Como tenho perfeita consciência de que ainda não chegou ao Brasil a notícia de que Julio Cortázar é um escritor menor na Argentina – e trata-se de uma notícia que já tem trinta anos, pelo menos –, compartilho aqui o juízo que sobre ele fazem alguns dos críticos e escritores argentinos que com mais atenção se debruçaram sobre a tradição literária de seu país, para que não pensem que estou mentindo: César Aira, o mais prolífico romancista contemporâneo argentino, escreve que Cortázar é um “escritor para adolescentes”. Na avaliação de Ricardo Piglia, “depois de Todos los fuegos el fuego [Cortázar] já não escreveu mais, dedicando-se exclusivamente a repetir seus velhos clichês e a responder às exigências estereotipadas de seu público”. Sobre O jogo de amarelinha, Beatriz Sarlo, a mais reconhecida crítica argentina de hoje, escreve que é um romance que “sofreu enormemente a passagem do tempo”. Para Tomás Abraham, um dos principais filósofos do país, o romance está “escrito para candidatos de agência de turismo cultural”, uma “perfumaria free tax de aeroporto”. Eu poderia continuar citando, indefinidamente. Não é um juízo sobre o qual haja grande polêmica.
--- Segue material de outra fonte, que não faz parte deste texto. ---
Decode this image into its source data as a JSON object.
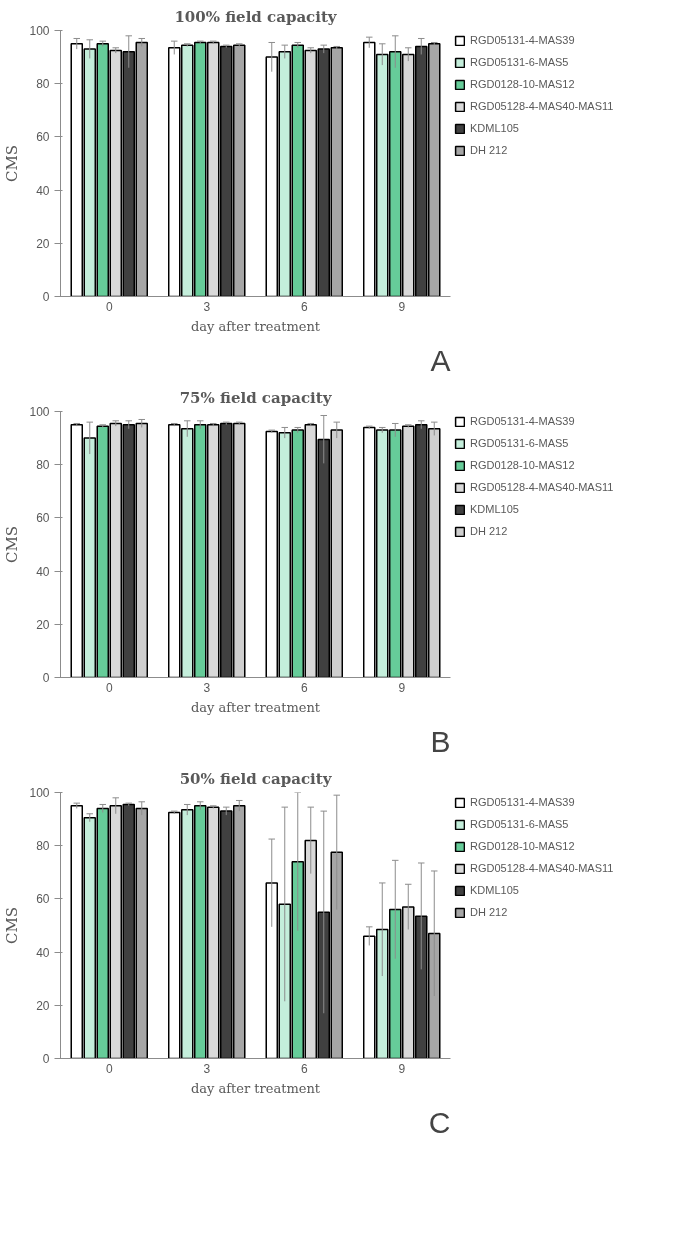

É verdade que houve uma época em que Cortázar foi lido na Argentina, e também no resto da América Latina, como um grande renovador das letras castelhanas. Mas essa leitura morreu há mais de trinta anos, e sua sobrevivência no Brasil é um fenômeno curioso, porque não se trata de uma interpretação que se sustente em oposição à dominante na Argentina, polemizando com ela. Não. É uma leitura que se mantém por inércia, em completa ignorância de como Cortázar é lido em seu contexto original. Repito: é óbvio que isso não significa que a leitura feita na Argentina é  a “verdadeira”. Não existem leituras definitivas. Mas imagine um argentino que escutasse Renato e seus Blue Caps — até aí, problema nenhum. Mas se ele os ouvisse acreditando que foram os grandes renovadores da música popular brasileira no século XX, você seria o primeiro a exclamar que está faltando informação. O caso de Cortázar no Brasil é idêntico e eu não exagero na comparação: Cortázar tem, para a literatura argentina do século XX, a importância que têm Renato e seus Blue Caps para a música brasileira popular.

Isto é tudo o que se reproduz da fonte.